In [2]:
import spacy
import pandas as pd
import numpy as np
from sklearn.feature_extraction.text import TfidfVectorizer

In [3]:
corpus = ['This is the first document.', 
          'This document is the second document.',
          'And this is the third one.', 
          'Is this the first document?',]

In [4]:
nlp = spacy.load("en_core_web_sm")

def preprocess(text):
    pre = []
    for token in nlp(text):
        if token.is_stop == False and token.is_alpha == True:
            pre.append(token.lemma_)
    return pre

In [6]:
vectorizer = TfidfVectorizer(tokenizer=preprocess, min_df=1)

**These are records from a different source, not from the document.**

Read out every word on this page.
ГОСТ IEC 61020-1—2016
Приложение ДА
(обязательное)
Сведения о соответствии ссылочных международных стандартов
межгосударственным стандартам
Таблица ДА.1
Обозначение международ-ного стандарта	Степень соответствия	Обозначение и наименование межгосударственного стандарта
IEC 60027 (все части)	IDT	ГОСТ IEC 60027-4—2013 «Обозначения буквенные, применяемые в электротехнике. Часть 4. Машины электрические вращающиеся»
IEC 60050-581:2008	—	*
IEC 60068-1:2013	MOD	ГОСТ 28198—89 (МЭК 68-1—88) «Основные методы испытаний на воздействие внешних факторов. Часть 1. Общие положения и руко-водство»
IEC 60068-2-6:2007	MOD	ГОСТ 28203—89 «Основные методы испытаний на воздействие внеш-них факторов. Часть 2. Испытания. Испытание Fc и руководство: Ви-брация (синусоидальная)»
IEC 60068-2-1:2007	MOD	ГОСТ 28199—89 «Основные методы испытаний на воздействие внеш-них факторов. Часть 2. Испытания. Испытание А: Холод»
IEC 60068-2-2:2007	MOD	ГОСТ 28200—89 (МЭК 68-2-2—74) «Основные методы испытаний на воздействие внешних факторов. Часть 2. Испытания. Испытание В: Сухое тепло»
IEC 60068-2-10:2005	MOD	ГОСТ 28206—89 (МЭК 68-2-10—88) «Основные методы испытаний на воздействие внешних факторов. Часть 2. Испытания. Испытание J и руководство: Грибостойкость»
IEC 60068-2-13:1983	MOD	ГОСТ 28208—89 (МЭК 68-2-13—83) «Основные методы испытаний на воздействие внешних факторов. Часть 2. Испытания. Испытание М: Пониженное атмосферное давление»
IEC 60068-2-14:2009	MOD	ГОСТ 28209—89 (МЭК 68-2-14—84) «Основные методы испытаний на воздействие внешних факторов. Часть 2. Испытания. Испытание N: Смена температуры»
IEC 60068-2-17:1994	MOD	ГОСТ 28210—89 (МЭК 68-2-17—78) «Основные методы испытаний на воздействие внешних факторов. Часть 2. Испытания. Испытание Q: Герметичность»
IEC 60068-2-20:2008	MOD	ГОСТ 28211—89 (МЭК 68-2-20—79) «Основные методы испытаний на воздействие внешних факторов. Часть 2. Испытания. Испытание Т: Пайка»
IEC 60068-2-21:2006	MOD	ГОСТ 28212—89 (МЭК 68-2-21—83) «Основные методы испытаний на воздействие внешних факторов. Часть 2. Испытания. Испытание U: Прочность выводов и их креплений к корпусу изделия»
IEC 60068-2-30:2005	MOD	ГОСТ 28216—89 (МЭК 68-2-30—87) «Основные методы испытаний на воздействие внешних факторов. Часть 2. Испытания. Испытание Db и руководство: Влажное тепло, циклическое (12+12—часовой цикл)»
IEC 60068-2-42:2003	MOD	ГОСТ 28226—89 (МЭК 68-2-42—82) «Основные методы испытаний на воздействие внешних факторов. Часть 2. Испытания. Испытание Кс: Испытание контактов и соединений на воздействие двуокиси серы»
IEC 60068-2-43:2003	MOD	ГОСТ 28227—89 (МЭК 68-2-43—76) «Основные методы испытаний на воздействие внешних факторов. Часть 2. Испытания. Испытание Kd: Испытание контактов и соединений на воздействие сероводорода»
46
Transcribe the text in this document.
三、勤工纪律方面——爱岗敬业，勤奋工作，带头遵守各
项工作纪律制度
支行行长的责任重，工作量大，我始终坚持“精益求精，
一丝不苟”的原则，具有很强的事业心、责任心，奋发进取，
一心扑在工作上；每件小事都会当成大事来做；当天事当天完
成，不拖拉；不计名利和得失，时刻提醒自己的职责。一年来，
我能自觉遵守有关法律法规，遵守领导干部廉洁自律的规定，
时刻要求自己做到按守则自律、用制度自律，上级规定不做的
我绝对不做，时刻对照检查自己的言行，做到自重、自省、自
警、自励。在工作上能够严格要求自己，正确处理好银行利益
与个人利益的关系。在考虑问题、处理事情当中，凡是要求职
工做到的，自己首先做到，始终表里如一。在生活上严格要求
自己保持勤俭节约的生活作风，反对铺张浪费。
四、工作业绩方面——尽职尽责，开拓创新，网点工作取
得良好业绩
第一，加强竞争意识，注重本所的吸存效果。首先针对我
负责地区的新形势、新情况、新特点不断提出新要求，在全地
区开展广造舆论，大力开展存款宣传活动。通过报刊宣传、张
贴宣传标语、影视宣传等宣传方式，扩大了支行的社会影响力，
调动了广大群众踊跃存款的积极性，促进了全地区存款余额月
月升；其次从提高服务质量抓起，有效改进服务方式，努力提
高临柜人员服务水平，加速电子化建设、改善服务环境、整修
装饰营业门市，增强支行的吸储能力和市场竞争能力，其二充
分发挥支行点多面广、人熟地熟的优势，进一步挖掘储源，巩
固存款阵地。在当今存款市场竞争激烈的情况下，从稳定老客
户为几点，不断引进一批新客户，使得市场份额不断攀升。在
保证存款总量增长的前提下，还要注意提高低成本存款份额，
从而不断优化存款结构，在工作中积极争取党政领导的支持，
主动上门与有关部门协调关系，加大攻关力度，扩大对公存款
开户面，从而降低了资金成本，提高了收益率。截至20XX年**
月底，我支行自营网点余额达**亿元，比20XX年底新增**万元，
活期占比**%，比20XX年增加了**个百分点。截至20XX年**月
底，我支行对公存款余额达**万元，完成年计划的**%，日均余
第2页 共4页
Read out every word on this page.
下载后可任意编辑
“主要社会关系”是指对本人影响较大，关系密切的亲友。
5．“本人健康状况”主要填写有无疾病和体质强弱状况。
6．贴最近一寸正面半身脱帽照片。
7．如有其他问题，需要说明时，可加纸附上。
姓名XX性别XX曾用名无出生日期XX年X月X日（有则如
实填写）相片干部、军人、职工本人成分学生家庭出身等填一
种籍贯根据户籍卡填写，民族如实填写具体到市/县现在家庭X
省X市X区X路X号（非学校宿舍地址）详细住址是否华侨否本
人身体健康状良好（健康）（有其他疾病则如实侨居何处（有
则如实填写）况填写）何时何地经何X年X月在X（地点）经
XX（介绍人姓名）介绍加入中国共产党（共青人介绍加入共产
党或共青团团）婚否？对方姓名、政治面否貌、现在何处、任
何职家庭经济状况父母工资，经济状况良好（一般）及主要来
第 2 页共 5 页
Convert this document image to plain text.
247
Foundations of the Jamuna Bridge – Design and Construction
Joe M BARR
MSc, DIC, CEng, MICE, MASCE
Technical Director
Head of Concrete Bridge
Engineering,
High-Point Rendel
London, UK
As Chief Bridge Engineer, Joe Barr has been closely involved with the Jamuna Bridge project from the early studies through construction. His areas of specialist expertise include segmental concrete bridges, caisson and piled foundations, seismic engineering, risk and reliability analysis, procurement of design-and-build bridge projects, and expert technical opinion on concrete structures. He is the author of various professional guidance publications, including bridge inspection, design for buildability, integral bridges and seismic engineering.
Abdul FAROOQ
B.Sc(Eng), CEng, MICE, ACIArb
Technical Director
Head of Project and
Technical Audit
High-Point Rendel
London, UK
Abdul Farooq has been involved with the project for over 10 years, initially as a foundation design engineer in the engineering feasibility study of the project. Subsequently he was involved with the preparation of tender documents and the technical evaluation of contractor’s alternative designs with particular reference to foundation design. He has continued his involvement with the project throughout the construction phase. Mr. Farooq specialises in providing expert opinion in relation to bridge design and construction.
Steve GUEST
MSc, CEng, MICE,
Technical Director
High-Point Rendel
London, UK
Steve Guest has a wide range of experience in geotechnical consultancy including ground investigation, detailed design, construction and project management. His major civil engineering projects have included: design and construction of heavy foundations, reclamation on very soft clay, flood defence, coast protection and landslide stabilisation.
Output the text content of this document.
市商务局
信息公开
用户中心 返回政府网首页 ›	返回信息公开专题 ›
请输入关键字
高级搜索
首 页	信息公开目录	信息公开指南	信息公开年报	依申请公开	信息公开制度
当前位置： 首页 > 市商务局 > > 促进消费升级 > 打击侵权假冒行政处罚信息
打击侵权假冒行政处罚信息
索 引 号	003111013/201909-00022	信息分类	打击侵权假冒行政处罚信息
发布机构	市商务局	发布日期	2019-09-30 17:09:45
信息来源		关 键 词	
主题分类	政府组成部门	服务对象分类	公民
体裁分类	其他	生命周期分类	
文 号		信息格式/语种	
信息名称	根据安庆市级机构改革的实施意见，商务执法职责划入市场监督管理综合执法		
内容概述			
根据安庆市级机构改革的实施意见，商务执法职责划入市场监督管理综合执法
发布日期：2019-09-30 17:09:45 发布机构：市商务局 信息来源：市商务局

X = vectorizer.fit_transform(corpus).toarray()
X.shape

(4, 2)

In [7]:
X

array([[1.        , 0.        ],
       [0.78722298, 0.61666846],
       [0.        , 0.        ],
       [1.        , 0.        ]])

In [8]:
preprocess(corpus[1])

['document', 'second', 'document']

In [9]:
vectorizer.get_feature_names()

['document', 'second']

In [10]:
X.argsort()

array([[1, 0],
       [1, 0],
       [0, 1],
       [1, 0]], dtype=int64)

In [15]:
X.sum(axis=0)

array([2.78722298, 0.61666846])

In [16]:
corpus

['This is the first document.',
 'This document is the second document.',
 'And this is the third one.',
 'Is this the first document?']

In [17]:
corpus[-3:]

['This document is the second document.',
 'And this is the third one.',
 'Is this the first document?']